To make sense of neural static. Other theories propose that dreams erupt from neural activation spreading upward from the brainstem (Antrobus, 1991; Hobson, 2003, 2004, 2009). According to one version, dreams are the brain's attempt to make sense of random neural activity. Much as a neurosurgeon can produce hallucinations by stimulating different parts of a patient's cortex, so can stimulation originating within the brain. These internal stimuli activate brain areas that process visual images, but not the visual cortex area, which receives raw input from the eyes. As Freud might have expected, PET scans of sleeping people also reveal increased activity in the emotion-related limbic system (in the amygdala) during REM sleep. In contrast, frontal lobe regions responsible for inhibition and logical thinking seem to idle, which may explain why we are less inhibited in our dreams than when awake (Maquet et a1., 1996). Add the limbic system's emotional tone to the brain's visual bursts and - voila! - we dream. Damage either the limbic system or the visual centers active during dreaming, and dreaming itself may be impaired (Domhoff, 2003).

To reflect cognitive development. Some dream researchers dispute both the Freudian and neural activation theories, preferring instead to see dreams as part of brain maturation and cognitive development (Domhoff, 2010, 2011; Foulkes, 1999). For example, prior to age 9, children's dreams seem more like a slide show and less like an active story in which the dreamer is an actor. Dreams overlap with waking cognition and feature coherent speech. They simulate reality by drawing on our concepts and knowledge. They engage brain networks that also are active during daydreaming. Unlike the idea that dreams arise from bottom-up brain activation, the cognitive perspective emphasizes our mind's top-down control of our dream content (Nir & Tononi, 2010).

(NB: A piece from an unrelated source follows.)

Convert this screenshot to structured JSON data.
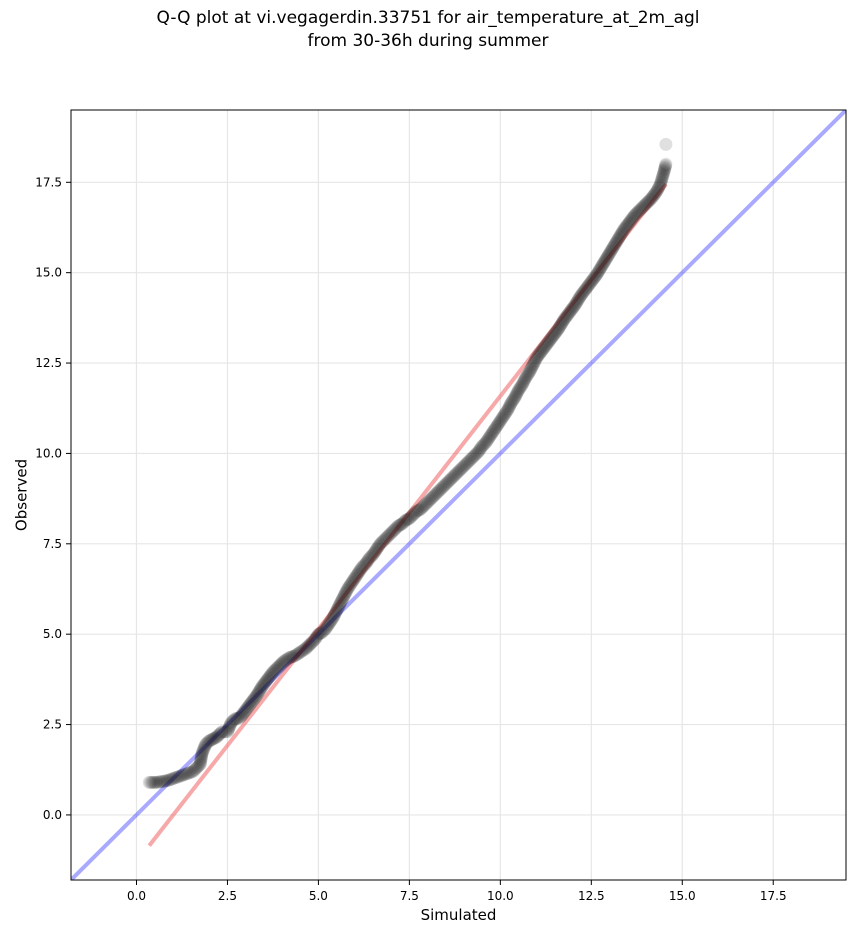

TABLE 24.2 compares major dream theories. Although today's sleep researchers debate dreams' function-and some are skeptical that dreams serve any function-there is one thing they agree on: We need REM sleep. Deprived of it by repeatedly being awakened, people return more and more quickly to the REM stage after falling back to sleep. When finally allowed to sleep undisturbed, they literally sleep like babies-with increased REM sleep, a phenomenon called REM rebound. Withdrawing REM-suppressing sleeping medications also increases REM sleep, but with accompanying nightmares.

Most other mammals also experience REM rebound, suggesting that the causes and functions of REM sleep are deeply biological. That REM sleep occurs in mammals-and not in animals such as fish, whose behavior is less influenced by learning-also fits the information-processing theory of dreams.

So does this mean that because dreams serve physiological functions and extend normal cognition, they are psychologically meaningless? Not necessarily. Every psychologically meaningful experience involves an active brain. We are once again reminded of a basic principle: Biological and psychological explanations of behavior are partners, not competitors.


Before You Move On

ASK YOURSELF: In some places, the school day for teenagers runs from 9:00 A.M. to 4:00 P.M. But in the United States, the teen school day often runs from 8:00 A.M. to 3:00 P.M., or even 7:00 A.M. to 2:00 P.M. Early to rise isn't making kids wise, say critics - it's making them sleepy. For optimal alertness and well-being, teens need 8 to 9 hours of sleep a night. So, should early-start schools move to a later start time, even if it requires buying more buses or switching start times with elementary schools? Or is this impractical, and would it do little to remedy the tired-teen problem?

TEST YOURSELF: Are you getting enough sleep? What might you ask yourself to answer this question?